Joined by his wife Edith (Kriger) Booth, the award-winning magician accepted his first ministerial post at the Unitarian Church of Evanston, Illinois, exchanging the stage for the pulpit. If the leap from magic to ministry surprised his show-business colleagues, it was no shock to his father, the Rev. Sydney Scott Booth, who was also a Unitarian minister. The younger Booth served several congregations in his thirty-three-year ministry, wrote extensively on the art of “conjuring” and other topics, and found time for adventure travel, lecture tours, journalism, and filmmaking.

The Rev. John Nicholls Booth was featured on the cover of Genii the Conjurors' magazine.

The Rev. John Nicholls Booth was already a famous magician when he became a UU minister.

courtesy of Genii the conjurors’ magazine / Andover-Harvard Theological Library

For decades, Booth’s popular pamphlet, “Introducing Unitarian Universalism,” provided an introduction to the faith for visitors and new members. In his voluminous writings—from The Quest for Preaching Power (1943) to The Fine Art of Hocus Pocus (1996)—Booth spoke with the thoroughness of a scholar and the confidence of a showman. A publicity flyer for one of his travel lectures describes him venturing “over the Himalayas into mysterious Tibet,” and encountering “the veiled Tribesmen of forbidden Timbuctoo [sic].” Booth performed magic for early television broadcasts and later hosted his own program, Looking at Life, on WBKB Chicago. At the root of these wide-ranging projects were curiosity and affection for the human spirit, which Booth was eager to share.

If a magician’s job is to dazzle us by manipulating what we cannot see, the minister is up to different tricks, teaching us to look closely at what is before us. In ministry, Booth was guided by an impulse to reveal truth as he saw it and, as a result, he found controversy. In 1969, his sermon arguing for a woman’s right to abort was excerpted in the Los Angeles Times. During the same period, he spoke strongly against what he called “Israeli imperialism,” stirring tensions in his congregation at the Unitarian Universalist Church of Long Beach, California.

Early in his career, while serving the Second Church in Boston, Booth took up a more specific crusade regarding that congregation’s role in the American Revolution. In The Story of the Second Church in Boston, the Original Old North (1959), he contends that it was Second Church in Boston’s North End—not Christ Church, which tourists visit today—from which patriots hung lanterns revealing the route of British troops (“one if by land, and two if by sea”). Booth also rattled some Second Church congregants by liberalizing centuries-old practices of worship. A 1961 press release (likely penned by Booth) notes that he was not the first minister at Second Church to do so; Ralph Waldo Emerson resigned from the same pulpit in 1832, after saying he could not serve communion.

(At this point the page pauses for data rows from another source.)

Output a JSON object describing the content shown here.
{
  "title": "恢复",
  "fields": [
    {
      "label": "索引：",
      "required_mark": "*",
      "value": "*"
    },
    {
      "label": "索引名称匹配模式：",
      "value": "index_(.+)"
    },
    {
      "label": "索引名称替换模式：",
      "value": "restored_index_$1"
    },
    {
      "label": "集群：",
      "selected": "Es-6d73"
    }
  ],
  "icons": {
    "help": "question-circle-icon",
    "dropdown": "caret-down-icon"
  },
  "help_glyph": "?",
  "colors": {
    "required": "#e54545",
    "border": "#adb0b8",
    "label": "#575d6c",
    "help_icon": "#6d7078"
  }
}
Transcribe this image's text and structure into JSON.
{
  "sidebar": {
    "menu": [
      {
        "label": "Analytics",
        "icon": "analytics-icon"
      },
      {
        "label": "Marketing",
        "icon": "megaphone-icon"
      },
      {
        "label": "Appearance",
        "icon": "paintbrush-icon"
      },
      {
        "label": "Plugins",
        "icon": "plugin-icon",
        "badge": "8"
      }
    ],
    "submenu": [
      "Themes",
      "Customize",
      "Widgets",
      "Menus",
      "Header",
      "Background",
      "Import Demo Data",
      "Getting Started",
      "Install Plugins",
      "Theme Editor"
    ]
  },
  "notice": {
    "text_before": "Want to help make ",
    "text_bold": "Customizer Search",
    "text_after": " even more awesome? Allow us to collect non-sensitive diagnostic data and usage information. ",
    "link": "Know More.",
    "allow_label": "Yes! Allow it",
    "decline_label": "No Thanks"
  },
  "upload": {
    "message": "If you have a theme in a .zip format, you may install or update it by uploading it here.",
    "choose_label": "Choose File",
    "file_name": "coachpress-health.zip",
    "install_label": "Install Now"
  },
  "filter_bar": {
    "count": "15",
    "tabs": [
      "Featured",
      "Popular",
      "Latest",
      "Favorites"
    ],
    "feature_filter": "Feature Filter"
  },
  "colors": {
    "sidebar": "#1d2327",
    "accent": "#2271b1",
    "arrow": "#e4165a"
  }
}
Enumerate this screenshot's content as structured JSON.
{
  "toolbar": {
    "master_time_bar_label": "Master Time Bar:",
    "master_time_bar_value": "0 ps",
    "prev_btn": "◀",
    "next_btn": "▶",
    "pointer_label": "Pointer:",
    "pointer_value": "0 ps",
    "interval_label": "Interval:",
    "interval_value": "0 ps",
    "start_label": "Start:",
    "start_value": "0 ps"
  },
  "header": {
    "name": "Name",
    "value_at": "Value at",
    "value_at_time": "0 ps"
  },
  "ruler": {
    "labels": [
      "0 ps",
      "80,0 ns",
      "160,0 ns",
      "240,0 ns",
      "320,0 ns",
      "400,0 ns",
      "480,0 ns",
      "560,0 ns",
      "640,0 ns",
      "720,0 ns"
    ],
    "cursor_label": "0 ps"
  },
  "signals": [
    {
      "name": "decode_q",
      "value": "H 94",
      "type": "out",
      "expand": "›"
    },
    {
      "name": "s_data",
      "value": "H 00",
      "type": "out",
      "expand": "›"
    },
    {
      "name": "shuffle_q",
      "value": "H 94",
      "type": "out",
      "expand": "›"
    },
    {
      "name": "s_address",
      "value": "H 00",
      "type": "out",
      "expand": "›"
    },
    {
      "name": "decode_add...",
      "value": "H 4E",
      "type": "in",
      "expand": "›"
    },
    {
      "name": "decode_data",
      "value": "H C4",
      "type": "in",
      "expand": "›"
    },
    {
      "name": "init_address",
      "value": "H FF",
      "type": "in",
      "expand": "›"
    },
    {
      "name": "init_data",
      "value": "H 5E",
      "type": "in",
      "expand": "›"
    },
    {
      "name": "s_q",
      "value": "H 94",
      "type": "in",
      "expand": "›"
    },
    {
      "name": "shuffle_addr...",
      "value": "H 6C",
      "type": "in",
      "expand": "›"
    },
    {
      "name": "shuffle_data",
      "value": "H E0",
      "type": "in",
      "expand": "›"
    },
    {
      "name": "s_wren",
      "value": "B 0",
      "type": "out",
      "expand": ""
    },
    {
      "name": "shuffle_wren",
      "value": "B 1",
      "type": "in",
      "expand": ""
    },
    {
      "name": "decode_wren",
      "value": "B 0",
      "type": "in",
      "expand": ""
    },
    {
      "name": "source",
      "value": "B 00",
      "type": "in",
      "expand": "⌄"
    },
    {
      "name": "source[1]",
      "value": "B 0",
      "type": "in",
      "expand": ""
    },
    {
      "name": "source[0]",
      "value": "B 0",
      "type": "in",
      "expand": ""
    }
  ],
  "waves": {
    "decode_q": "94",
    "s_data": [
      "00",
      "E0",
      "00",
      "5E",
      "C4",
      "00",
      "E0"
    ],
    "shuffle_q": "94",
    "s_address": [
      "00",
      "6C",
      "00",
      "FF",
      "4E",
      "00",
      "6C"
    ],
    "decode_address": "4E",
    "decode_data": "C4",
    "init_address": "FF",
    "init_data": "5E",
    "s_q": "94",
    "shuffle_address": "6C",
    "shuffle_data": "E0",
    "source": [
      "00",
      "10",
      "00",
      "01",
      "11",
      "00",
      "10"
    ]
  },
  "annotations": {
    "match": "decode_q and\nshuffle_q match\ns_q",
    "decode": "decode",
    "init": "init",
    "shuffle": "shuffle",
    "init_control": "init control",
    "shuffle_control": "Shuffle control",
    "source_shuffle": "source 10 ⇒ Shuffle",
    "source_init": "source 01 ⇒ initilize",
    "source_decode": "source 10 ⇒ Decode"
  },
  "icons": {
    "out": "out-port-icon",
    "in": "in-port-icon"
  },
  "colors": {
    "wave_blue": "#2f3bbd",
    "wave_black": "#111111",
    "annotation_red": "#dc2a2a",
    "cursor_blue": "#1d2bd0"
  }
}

At Booth’s death in 2009 at age 97, he was celebrated by fellow magicians for his technical skill, audience rapport, and firsthand knowledge of magic’s history, from vaudeville to the rise of mass media. He was elected to the Society of American Magicians’ Hall of Fame, alongside such magic notables as Harry Houdini and Ching Ling Foo. Mentees remembered him as a generous friend, and his books remain respected manuals of the trade. Three ceremonies in Booth’s honor highlighted the unusual arc of his life: memorials at the UU Church of Long Beach and the Adventurers’ Club of Los Angeles, and a “Broken Wand Ceremony” by the International Brotherhood of Magicians.